I recently encountered a bar chart that compared counts of an ordinal variable (age range) across two categorical variables (binary gender). The fill behavior/color was interesting: the length of each bar corresponded to the counts of the larger level, but the fill showed the the counts of the smaller level + the remainder of the larger level. I was able to recreate the chart with a fair amount of reshaping, but I'd like to abstract this into a simpler process. Is it easiest to create a new Geom? a new Stat? A separate shaping function?

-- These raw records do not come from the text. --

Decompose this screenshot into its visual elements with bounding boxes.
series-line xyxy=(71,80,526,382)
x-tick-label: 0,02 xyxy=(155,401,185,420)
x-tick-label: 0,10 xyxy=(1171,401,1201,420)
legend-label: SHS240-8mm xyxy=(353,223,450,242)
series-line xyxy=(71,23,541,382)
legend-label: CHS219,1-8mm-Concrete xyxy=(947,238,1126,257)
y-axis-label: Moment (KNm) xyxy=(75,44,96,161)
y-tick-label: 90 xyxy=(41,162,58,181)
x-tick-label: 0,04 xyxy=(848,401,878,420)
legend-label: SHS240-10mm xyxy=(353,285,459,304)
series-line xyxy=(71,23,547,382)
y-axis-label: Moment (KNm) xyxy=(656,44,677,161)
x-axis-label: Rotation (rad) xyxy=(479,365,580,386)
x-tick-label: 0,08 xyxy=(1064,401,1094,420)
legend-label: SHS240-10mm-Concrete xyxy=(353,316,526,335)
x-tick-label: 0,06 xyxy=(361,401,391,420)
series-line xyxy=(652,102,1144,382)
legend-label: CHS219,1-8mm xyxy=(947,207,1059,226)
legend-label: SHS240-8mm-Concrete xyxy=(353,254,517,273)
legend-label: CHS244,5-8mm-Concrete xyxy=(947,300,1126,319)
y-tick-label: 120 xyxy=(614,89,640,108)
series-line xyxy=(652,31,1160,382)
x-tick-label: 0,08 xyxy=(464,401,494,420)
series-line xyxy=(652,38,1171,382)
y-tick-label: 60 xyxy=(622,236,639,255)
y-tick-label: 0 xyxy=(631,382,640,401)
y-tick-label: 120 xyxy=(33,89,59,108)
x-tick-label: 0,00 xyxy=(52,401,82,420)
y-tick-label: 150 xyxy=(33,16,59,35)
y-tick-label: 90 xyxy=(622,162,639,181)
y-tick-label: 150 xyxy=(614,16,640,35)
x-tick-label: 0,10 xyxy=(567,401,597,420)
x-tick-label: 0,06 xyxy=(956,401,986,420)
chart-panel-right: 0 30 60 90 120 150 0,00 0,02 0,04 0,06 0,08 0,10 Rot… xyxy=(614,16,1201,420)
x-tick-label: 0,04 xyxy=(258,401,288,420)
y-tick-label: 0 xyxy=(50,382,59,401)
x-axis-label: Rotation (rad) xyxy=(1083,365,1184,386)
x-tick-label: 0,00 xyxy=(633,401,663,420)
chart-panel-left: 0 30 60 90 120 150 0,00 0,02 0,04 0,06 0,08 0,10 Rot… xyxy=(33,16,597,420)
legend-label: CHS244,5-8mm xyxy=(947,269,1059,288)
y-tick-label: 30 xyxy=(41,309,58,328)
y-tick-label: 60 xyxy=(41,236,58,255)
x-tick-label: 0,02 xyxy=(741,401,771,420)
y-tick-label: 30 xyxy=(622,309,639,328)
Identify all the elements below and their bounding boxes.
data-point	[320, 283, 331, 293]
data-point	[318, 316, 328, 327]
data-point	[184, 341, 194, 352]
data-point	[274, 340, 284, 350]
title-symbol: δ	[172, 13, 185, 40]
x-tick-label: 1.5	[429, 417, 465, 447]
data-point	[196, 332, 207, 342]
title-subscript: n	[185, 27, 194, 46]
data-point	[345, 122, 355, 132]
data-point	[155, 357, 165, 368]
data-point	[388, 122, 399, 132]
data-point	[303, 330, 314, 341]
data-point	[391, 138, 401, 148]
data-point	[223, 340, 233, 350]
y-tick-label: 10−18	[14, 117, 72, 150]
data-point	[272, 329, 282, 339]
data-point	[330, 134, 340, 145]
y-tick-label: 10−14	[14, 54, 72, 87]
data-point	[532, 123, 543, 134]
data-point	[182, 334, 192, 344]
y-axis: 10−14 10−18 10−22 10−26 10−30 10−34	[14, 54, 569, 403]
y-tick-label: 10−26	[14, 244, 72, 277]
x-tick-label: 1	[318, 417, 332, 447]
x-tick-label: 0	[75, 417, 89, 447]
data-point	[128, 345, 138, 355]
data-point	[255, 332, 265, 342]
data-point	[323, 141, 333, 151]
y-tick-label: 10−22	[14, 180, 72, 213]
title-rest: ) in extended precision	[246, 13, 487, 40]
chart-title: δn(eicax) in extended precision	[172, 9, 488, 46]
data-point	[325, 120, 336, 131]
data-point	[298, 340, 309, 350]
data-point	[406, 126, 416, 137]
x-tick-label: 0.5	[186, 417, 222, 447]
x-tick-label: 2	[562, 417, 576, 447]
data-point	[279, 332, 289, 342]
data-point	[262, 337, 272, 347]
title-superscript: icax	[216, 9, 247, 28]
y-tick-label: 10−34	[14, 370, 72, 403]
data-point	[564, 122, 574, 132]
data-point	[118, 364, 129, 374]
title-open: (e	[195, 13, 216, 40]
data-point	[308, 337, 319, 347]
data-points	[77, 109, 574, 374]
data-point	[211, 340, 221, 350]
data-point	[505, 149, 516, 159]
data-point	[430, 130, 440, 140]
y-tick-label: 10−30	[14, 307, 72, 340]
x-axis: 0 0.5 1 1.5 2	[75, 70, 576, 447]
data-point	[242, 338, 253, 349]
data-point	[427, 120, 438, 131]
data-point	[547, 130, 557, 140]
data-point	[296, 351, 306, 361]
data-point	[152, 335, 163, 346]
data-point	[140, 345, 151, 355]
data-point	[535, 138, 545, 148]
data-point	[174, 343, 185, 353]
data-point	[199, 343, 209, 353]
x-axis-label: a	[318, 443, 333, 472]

An example of the code and final plot is below:
library(tidyverse)
library(zeallot)
library(glue)
df <- tibble(
x1 = c("A", "A", "B", "B", "C", "C"),
x2 = c("M", "F", "M", "F", "M", "F"),
x3 = c(10, 15, 20, 30, 40, 30)
) %>%
group_by(x2, x1) %>%
summarize(estimate = sum(x3)) %>%
ungroup() %>%
spread(x2, estimate) %>%
mutate(larger = if_else(`F` > `M`, "Larger F", "Larger M")) %>%
gather(x2, estimate, `F`:`M`, -x1, -larger)
c(fdf, mdf) %<-% split(df, f = df$x2)
names(mdf) <- glue("m_{names(mdf)}")
names(fdf) <- glue("f_{names(fdf)}")
df2 <- bind_cols(mdf, fdf) %>%
rowwise() %>%
mutate(larger = if_else(m_estimate > f_estimate, "Male", "Female"),
total_est = m_estimate + f_estimate,
min_pop_est = min(m_estimate, f_estimate)) %>%
mutate(remainder_est = max(m_estimate, f_estimate) - min_pop_est)
df3 <- df2 %>%
select(group = f_x1, larger, min_pop_est, remainder_est) %>%
gather(fill_col, value, min_pop_est:remainder_est, -group, -larger) %>%
unite("fill_col", c("larger", "fill_col"), sep = "_") %>%
mutate(fill_col = recode(
fill_col,
"Female_min_pop_est" = "min_pop_est",
"Male_min_pop_est" = "min_pop_est"))
ggplot(df3, aes(x = group, y = value, fill = fill_col)) +
geom_col() +
coord_flip()